Retrieving Traffic Data - dlsucomet/WebCrawler GitHub Wiki

To retrieve traffic, we can export them into a csv file and push them to the repository then can be accessed by whoever needs it.

Extract from console

  1. Access the server (How to access server here)
  2. Type into the console the following command psql mmda_traffic
  3. Use the COPY command format below to export a specific set of data into CSV format
  4. Enter \q to exit the psql console
  5. Navigate to CSV data folder cd /home/direksyon/WebCrawler/data/
  6. Push the CSV data to the repository**

**(You may use a new repository if retrieving big amounts of data such as '2017 traffic data', but I suggest to break it down by month to lessen the download time)

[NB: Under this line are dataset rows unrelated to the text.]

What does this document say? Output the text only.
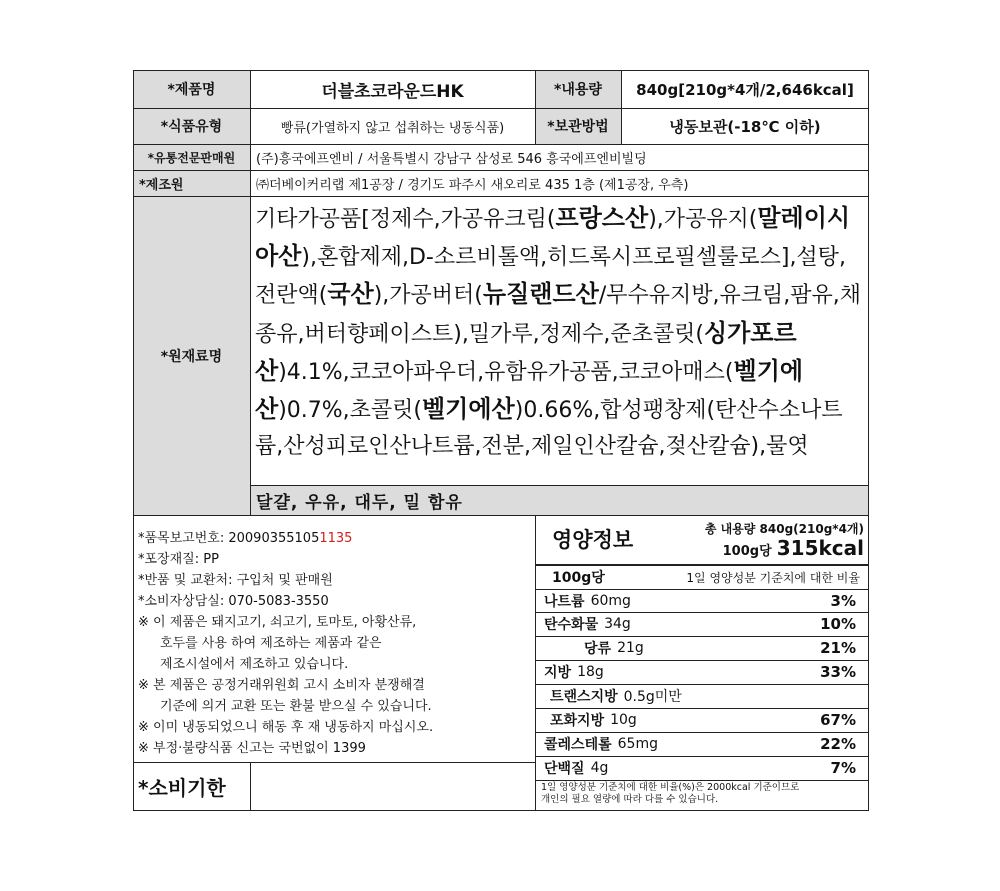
*제품명	더블초코라운드HK	*내용량	840g[210g*4개/2,646kcal]
*식품유형	빵류(가열하지 않고 섭취하는 냉동식품)	*보관방법	냉동보관(-18℃ 이하)
*유통전문판매원	(주)흥국에프엔비 / 서울특별시 강남구 삼성로 546 흥국에프엔비빌딩
*제조원	㈜더베이커리랩 제1공장 / 경기도 파주시 새오리로 435 1층 (제1공장, 우측)
*원재료명
기타가공품[정제수,가공유크림(프랑스산),가공유지(말레이시아산),혼합제제,D-소르비톨액,히드록시프로필셀룰로스],설탕,전란액(국산),가공버터(뉴질랜드산/무수유지방,유크림,팜유,채종유,버터향페이스트),밀가루,정제수,준초콜릿(싱가포르산)4.1%,코코아파우더,유함유가공품,코코아매스(벨기에산)0.7%,초콜릿(벨기에산)0.66%,합성팽창제(탄산수소나트륨,산성피로인산나트륨,전분,제일인산칼슘,젖산칼슘),물엿
달걀, 우유, 대두, 밀 함유
*품목보고번호: 200903551051135
*포장재질: PP
*반품 및 교환처: 구입처 및 판매원
*소비자상담실: 070-5083-3550
※ 이 제품은 돼지고기, 쇠고기, 토마토, 아황산류,
호두를 사용 하여 제조하는 제품과 같은
제조시설에서 제조하고 있습니다.
※ 본 제품은 공정거래위원회 고시 소비자 분쟁해결
기준에 의거 교환 또는 환불 받으실 수 있습니다.
※ 이미 냉동되었으니 해동 후 재 냉동하지 마십시오.
※ 부정·불량식품 신고는 국번없이 1399
*소비기한
영양정보	총 내용량 840g(210g*4개)
100g당 315kcal
100g당	1일 영양성분 기준치에 대한 비율
나트륨 60mg	3%
탄수화물 34g	10%
당류 21g	21%
지방 18g	33%
트랜스지방 0.5g미만
포화지방 10g	67%
콜레스테롤 65mg	22%
단백질 4g	7%
1일 영양성분 기준치에 대한 비율(%)은 2000kcal 기준이므로
개인의 필요 열량에 따라 다를 수 있습니다.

Extract specific month and year

\COPY (SELECT * FROM entries WHERE EXTRACT(YEAR FROM update_timestamp) = |_year_| AND EXTRACT(MONTH FROM update_timestamp) = |_month_|) TO '/home/direksyon/WebCrawler/data/|_filename_|.csv' WITH CSV DELIMITER ',' HEADER;

Extract specific year

\COPY (SELECT * FROM entries WHERE EXTRACT(YEAR FROM update_timestamp) = |_year_|) TO '/home/direksyon/WebCrawler/data/|_filename_|.csv' WITH CSV DELIMITER ',' HEADER;

Sample:

  • Extract data from December 2016 '\COPY (SELECT * FROM entries WHERE EXTRACT(YEAR FROM update_timestamp) = 2016 AND EXTRACT(MONTH FROM update_timestamp) = 12) TO '/home/direksyon/WebCrawler/data/2016-12.csv' WITH CSV DELIMITER ',' HEADER;'